BELCHIOR

Fulano canta Belchior, sicrana interpreta Gal Costa; não há nada novo na MPB?

Assim como a mania dos covers da década de 90, vários artistas recorrem às recriações diante da resistência do público ao novo

Gal Costa em capa de álbum da década de 60.Créditos: Reprodução
Escrito en OPINIÃO el

Antes que atirem pedras, é bom deixar claro que vários projetos com recriações de obras consagradas que andam circulando por aí são excelentes. Só de saída é bom citar o cantor e ator Silvero Pereira, soberbo em seu tributo a Belchior. Além dele, o bandolinista Hamilton de Holanda acaba de lançar um excelente álbum só com composições de Djavan.

Além deles, vale destaque também o lindo “Xande canta Caetano”, álbum já comentado por aqui em que o cantor e compositor Xande de Pilares regrava vários sucessos de Caetano Veloso. Circulou muito pelas redes, inclusive, um vídeo em que o cantor baiano se emociona ao ouvir em primeira mão a versão de “Gente”.

Há muito mais recriações dignas de nota. A questão, no entanto, é outra. Diante de tantas releituras e homenagens, fica a pergunta: não há nada de novo rolando na cena musical brasileira? Há.

De acordo com o relatório da empresa de dados e insights Luminate, cerca de 120 mil novas faixas são lançadas todos os dias em plataformas de streaming de música no planeta. Várias delas são feitas por brasileiros. Segundo o relatório, até o final de 2023, pelo menos 43 milhões de novas faixas estarão no Spotify.

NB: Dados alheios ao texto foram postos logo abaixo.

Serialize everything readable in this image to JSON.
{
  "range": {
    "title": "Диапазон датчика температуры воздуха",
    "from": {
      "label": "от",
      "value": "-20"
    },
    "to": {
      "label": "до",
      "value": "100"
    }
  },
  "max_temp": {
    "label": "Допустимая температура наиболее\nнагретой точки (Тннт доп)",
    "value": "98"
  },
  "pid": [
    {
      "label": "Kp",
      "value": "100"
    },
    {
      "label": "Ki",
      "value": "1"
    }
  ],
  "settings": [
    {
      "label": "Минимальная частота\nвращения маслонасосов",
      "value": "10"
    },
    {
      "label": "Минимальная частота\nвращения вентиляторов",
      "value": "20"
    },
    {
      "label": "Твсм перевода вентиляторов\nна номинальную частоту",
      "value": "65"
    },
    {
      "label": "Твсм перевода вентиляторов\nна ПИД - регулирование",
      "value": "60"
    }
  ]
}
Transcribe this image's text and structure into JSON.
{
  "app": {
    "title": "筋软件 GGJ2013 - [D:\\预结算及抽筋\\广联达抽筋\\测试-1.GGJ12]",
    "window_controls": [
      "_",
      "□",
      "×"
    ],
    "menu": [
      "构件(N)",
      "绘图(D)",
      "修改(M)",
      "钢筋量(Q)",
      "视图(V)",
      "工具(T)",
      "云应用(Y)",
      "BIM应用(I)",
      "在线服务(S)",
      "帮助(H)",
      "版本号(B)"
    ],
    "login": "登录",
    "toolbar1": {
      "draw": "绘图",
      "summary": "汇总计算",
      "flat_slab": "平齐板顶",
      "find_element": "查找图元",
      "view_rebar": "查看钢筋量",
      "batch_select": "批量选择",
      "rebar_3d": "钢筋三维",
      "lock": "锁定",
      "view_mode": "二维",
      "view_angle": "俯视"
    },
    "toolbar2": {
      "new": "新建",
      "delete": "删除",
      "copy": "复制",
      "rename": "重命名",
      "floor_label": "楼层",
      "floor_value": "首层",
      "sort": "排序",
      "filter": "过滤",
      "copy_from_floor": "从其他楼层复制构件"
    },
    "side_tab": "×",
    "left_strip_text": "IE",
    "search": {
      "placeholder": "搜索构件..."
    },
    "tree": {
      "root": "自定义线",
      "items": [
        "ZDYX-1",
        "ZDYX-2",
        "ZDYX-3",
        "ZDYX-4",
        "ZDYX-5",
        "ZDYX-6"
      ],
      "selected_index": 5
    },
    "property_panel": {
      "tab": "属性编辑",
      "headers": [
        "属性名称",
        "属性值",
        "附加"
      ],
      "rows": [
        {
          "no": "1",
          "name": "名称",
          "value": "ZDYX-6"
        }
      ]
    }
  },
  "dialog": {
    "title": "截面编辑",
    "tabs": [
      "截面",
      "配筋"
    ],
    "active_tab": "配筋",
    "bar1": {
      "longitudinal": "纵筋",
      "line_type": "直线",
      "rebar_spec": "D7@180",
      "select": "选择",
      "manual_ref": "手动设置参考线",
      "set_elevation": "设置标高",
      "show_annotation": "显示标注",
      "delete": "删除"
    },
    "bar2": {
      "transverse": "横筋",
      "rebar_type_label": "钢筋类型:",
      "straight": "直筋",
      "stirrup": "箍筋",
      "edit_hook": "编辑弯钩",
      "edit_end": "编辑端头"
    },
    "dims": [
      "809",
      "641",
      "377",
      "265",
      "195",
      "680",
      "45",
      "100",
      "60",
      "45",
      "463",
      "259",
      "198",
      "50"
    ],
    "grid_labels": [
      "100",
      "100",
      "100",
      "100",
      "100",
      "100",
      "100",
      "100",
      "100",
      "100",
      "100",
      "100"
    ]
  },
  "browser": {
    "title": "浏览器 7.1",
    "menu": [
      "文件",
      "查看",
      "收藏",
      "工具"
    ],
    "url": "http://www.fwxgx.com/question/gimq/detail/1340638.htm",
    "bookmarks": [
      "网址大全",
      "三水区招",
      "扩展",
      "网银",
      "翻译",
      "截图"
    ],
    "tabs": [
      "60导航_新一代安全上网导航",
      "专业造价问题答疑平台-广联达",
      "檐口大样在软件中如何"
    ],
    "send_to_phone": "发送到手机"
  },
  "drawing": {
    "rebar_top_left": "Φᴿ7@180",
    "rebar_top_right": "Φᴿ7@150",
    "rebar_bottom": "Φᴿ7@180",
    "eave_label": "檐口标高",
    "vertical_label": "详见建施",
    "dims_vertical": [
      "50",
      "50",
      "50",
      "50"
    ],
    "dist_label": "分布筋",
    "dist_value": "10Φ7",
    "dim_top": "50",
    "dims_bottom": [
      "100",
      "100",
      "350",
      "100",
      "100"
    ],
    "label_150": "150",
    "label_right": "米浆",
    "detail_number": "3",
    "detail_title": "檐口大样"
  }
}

A explicação para a predisposição dos ouvintes de música brasileira para o novo pode estar exatamente aí. A pessoa se vê atônita diante do oceano de possibilidades e, por conta disso, acaba voltando a navegar no pequeno lago que construiu ao longo da vida. Ou não.

É bom observar que dentro dos nichos mais populares, das canções para consumo rápido, o fenômeno se inverte. A incansável Anitta, por exemplo, produz sucessos ferozmente, com direito a megalançamentos com clipes ousados e várias participações. O mesmo ocorre com Pablo Vittar, Ludmilla, Iza, entre outros.

A velha MPB, ou seja, a canção urbana dita culta e mais elaborada que em outros momentos fez a festa das famílias nos grandes festivais, parece ter mesmo sucumbido, vítima de si própria. Há quem diga que nunca mais surgiram compositores do nível de Chico Buarque, Caetano, Paulinho da Viola, entre outros.

Há quem, no entanto, defenda, que o formato gastou. O próprio Chico afirmou, entre outras coisas, que o século da canção foi o passado, assim como o século XIX foi o da ópera. Disse ainda que, daqui pra frente, as coisas mudariam.

O fato é que a grande música dos nossos tempos nunca deixou de ser gestada e segue viva. Há sinais claros disso em músicos como Bruno Berle, Ana Frango Elétrico e Tim Bernardes, só pra ficar em alguns. São obras feitas a partir de recortes eletrônicos, sons acústicos e outras colagens, lições que já se avizinhavam com os rappers, DJs e outros tantos artistas surpreendentes.

São novas gerações com várias maneiras de amar e encarar o mundo, discursos montados a partir das novas ferramentas e suas múltiplas formas de propagação. Um trem bala passando em disparada, mas que, mesmo sem saber, ainda se alimenta da paisagem que ficou no caminho.